Building such a mechanism was promoted in the 'Web Scraping with Download Tool' webinar that was presented on Tuesday of this week. The instructor build a macro that looked only for a 200 (valid) response and filtered the other stuff out. If you have followed that method, you'd be missing the valid data.
Hopefully and Alteryx engineer could chime in on this one. Have you tried it in 10.1?
I should add, the mismatch between download data and headers is not consistent, on some occasions the header for the second call including authentication appears. The sequence of posts is totally consistent however, there are always two, one with and one without.
the inputD.txt file contains the content of the POST message and must be in the same folder where you’re running the curl.exe command. This command will ask you to input the account password. Once you do that, you will get two header files: -v and –u , one has the 401 message and the other the 200 message.
Since this is the expected behaviour for both the standard tool (curl) and the NTLM protocol, we cannot change the output. I attached a suggested modification of the workflow you sent to process the 401/200 header cases to address the decision path issue.
Explanation of the workflow:
Started by adding a RecordID tool to be able to join back the results to the original data stream. This is also useful if you have multiple responses.
With the select tool I keep only the RecordID and the Header field
Using the Text to Columns tool, I split the Header results into separate rows with \n as delimiter
Using the filter tool I filter for Rows that containing HTTP/1.1 to get rid of the rest of the header results.

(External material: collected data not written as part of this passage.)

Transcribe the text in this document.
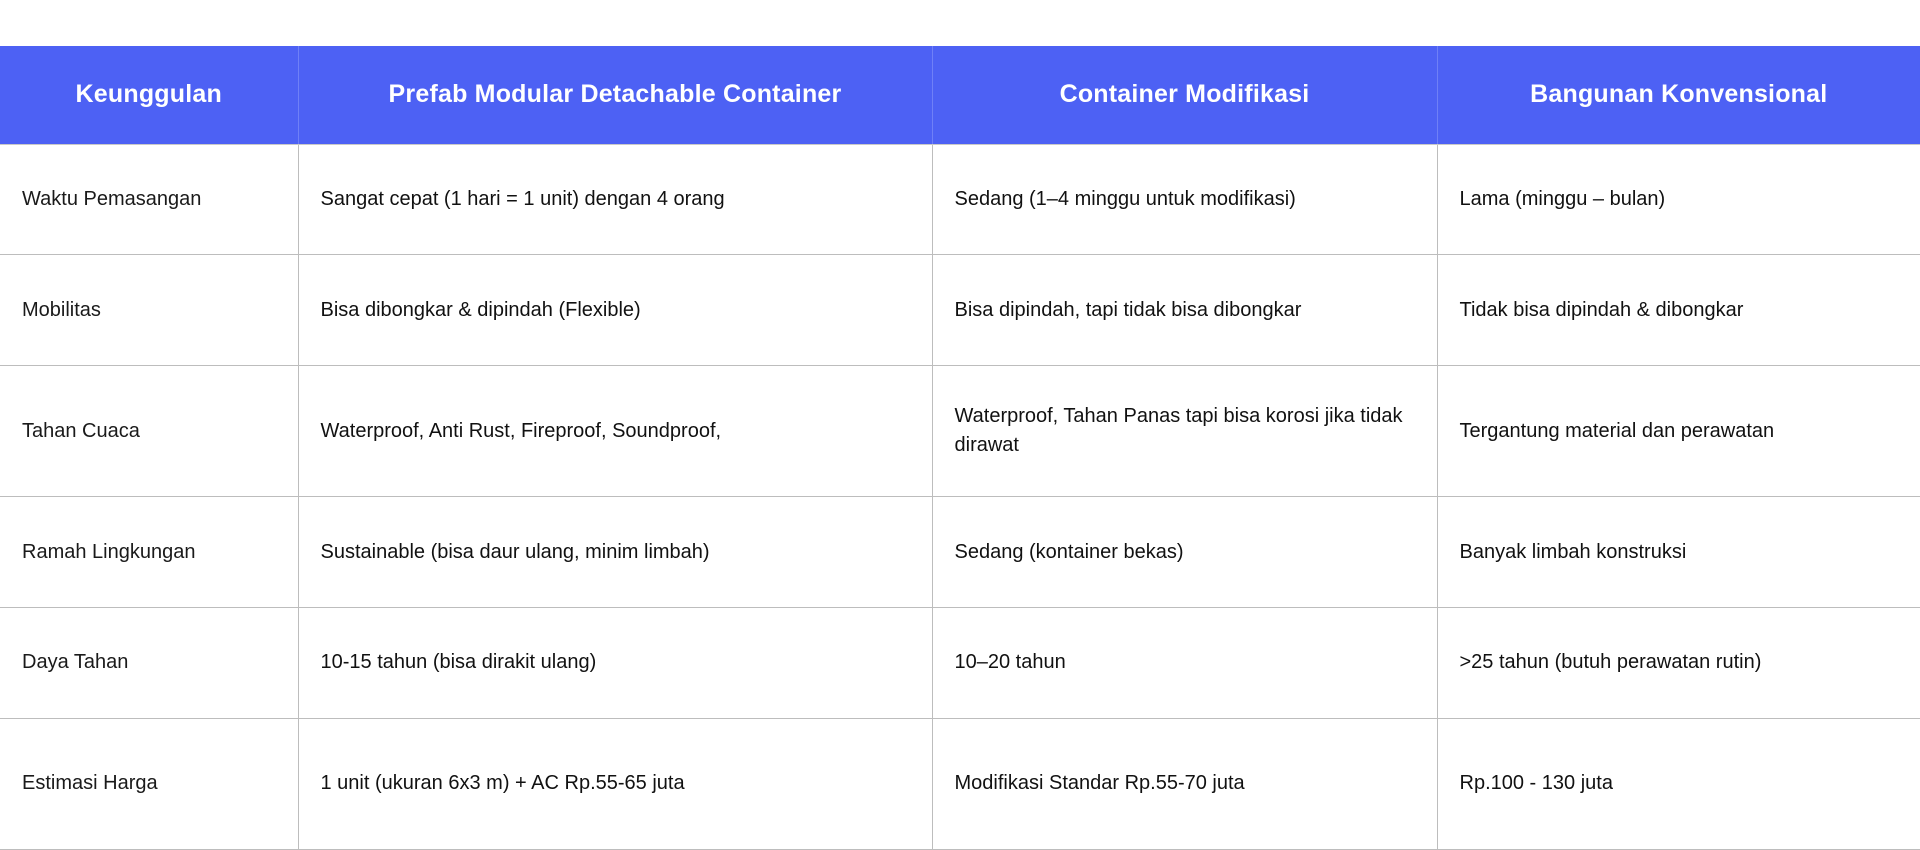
Keunggulan	Prefab Modular Detachable Container	Container Modifikasi	Bangunan Konvensional
Waktu Pemasangan	Sangat cepat (1 hari = 1 unit) dengan 4 orang	Sedang (1–4 minggu untuk modifikasi)	Lama (minggu – bulan)
Mobilitas	Bisa dibongkar & dipindah (Flexible)	Bisa dipindah, tapi tidak bisa dibongkar	Tidak bisa dipindah & dibongkar
Tahan Cuaca	Waterproof, Anti Rust, Fireproof, Soundproof,	Waterproof, Tahan Panas tapi bisa korosi jika tidak dirawat	Tergantung material dan perawatan
Ramah Lingkungan	Sustainable (bisa daur ulang, minim limbah)	Sedang (kontainer bekas)	Banyak limbah konstruksi
Daya Tahan	10-15 tahun (bisa dirakit ulang)	10–20 tahun	>25 tahun (butuh perawatan rutin)
Estimasi Harga	1 unit (ukuran 6x3 m) + AC Rp.55-65 juta	Modifikasi Standar Rp.55-70 juta	Rp.100 - 130 juta
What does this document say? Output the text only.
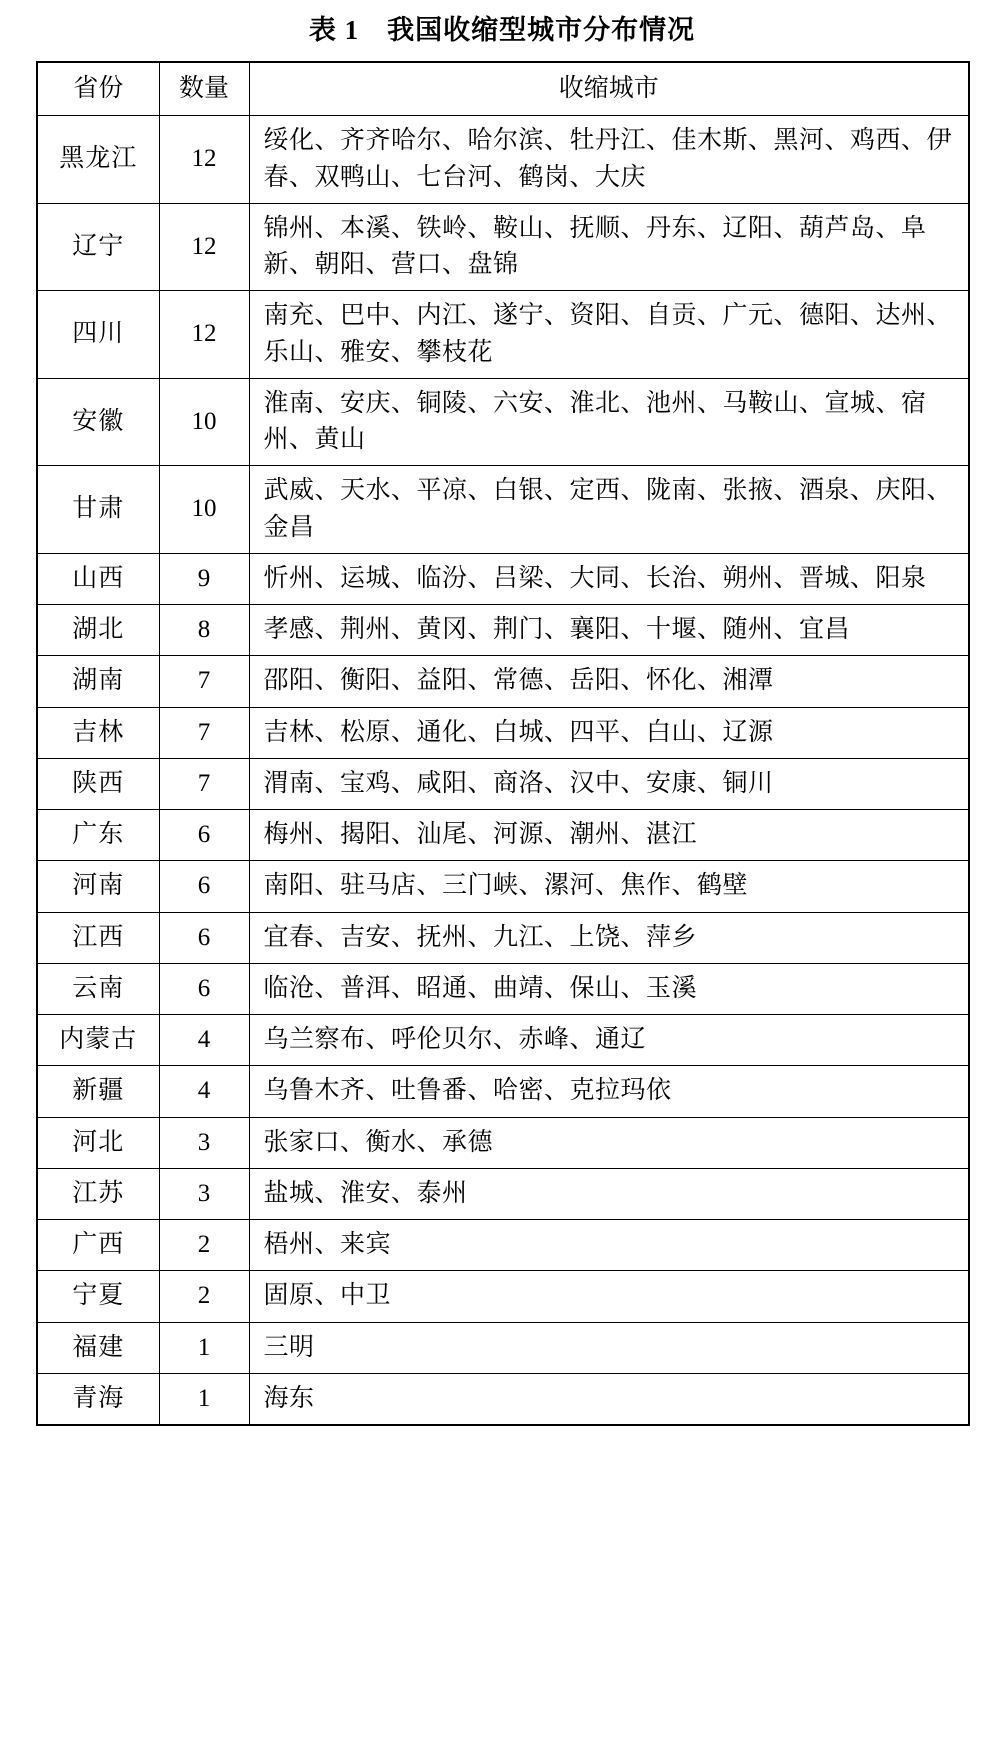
表 1　我国收缩型城市分布情况
省份	数量	收缩城市
黑龙江	12	绥化、齐齐哈尔、哈尔滨、牡丹江、佳木斯、黑河、鸡西、伊春、双鸭山、七台河、鹤岗、大庆
辽宁	12	锦州、本溪、铁岭、鞍山、抚顺、丹东、辽阳、葫芦岛、阜新、朝阳、营口、盘锦
四川	12	南充、巴中、内江、遂宁、资阳、自贡、广元、德阳、达州、乐山、雅安、攀枝花
安徽	10	淮南、安庆、铜陵、六安、淮北、池州、马鞍山、宣城、宿州、黄山
甘肃	10	武威、天水、平凉、白银、定西、陇南、张掖、酒泉、庆阳、金昌
山西	9	忻州、运城、临汾、吕梁、大同、长治、朔州、晋城、阳泉
湖北	8	孝感、荆州、黄冈、荆门、襄阳、十堰、随州、宜昌
湖南	7	邵阳、衡阳、益阳、常德、岳阳、怀化、湘潭
吉林	7	吉林、松原、通化、白城、四平、白山、辽源
陕西	7	渭南、宝鸡、咸阳、商洛、汉中、安康、铜川
广东	6	梅州、揭阳、汕尾、河源、潮州、湛江
河南	6	南阳、驻马店、三门峡、漯河、焦作、鹤壁
江西	6	宜春、吉安、抚州、九江、上饶、萍乡
云南	6	临沧、普洱、昭通、曲靖、保山、玉溪
内蒙古	4	乌兰察布、呼伦贝尔、赤峰、通辽
新疆	4	乌鲁木齐、吐鲁番、哈密、克拉玛依
河北	3	张家口、衡水、承德
江苏	3	盐城、淮安、泰州
广西	2	梧州、来宾
宁夏	2	固原、中卫
福建	1	三明
青海	1	海东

Using the formula tool, I check if it’s a 200 or a 401 message and set a New Field of type Bool as 1 or 0 accordingly. In the case where there are both 401 and 200 messages, we will have both a 1 and a 0 for the same record ID. We will address this using the Summarize tool.
In the Summarize tool, I GroupBy RecordID and select Max of Successful which will give me a 1 if there is both a 200 and 401 message. It will also give a 1 if there is only a 200 message and a 0 if there is only any message other than 200.
Finally, I join the result with the original data using the RecordID so the result is:
You can use the field Successful for further conditional checks
You can modify the If statement in the formula tool to account for other message types if relevant.